When Redfin, Zillow, and Trulia became major players in the real estate market, traditional realtors had reason to feel nervous. Would these online sites take significant market share away from the old model?
Most real estate searches start online, but the great majority (89 percent) of the 42 percent who find their homes on the web still use real estate agents to close their deals, according to Bloomberg Businessweek. In 2012, less than 10 percent of homes in the nation were for-sale-by-owner properties (FSBO), down from 13 percent in 2008, based on figures from the National Association of Realtors. The downward trend of FSBO’s seems counterintuitive. If online search and sales sites are so prevalent in today’s home buying process, why aren’t more buyers and sellers taking advantage of the services?

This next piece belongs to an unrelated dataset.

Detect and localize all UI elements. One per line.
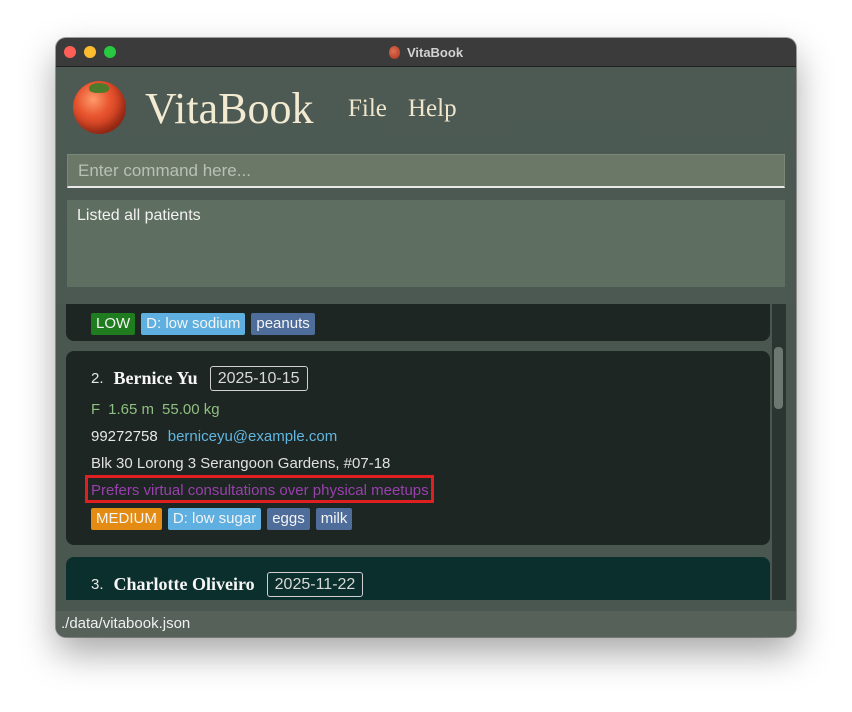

Phil Faranda of J. Philip Real Estate, a 14-agent brokerage in Westchester County, N.Y., says that real estate is more complex than “a point-and-click industry.” When clients buy or sell properties, most of them are dealing with the biggest investments they will handle in their lifetimes, so they turn to “a trusted adviser to ensure…the best terms possible.”
The complexity of the customers’ need for co-navigators in transactions involving money and emotion was felt by Redfin. CEO Glenn Kelman said that the company came to a point of realizing the imperative to provide services beyond information. “We thought we could make the business more virtual than it was.” It turns out while Redfin and its competitors provide more data about homes than customers have ever had in the past, the public still seeks personal advice, which doesn’t come in virtual form.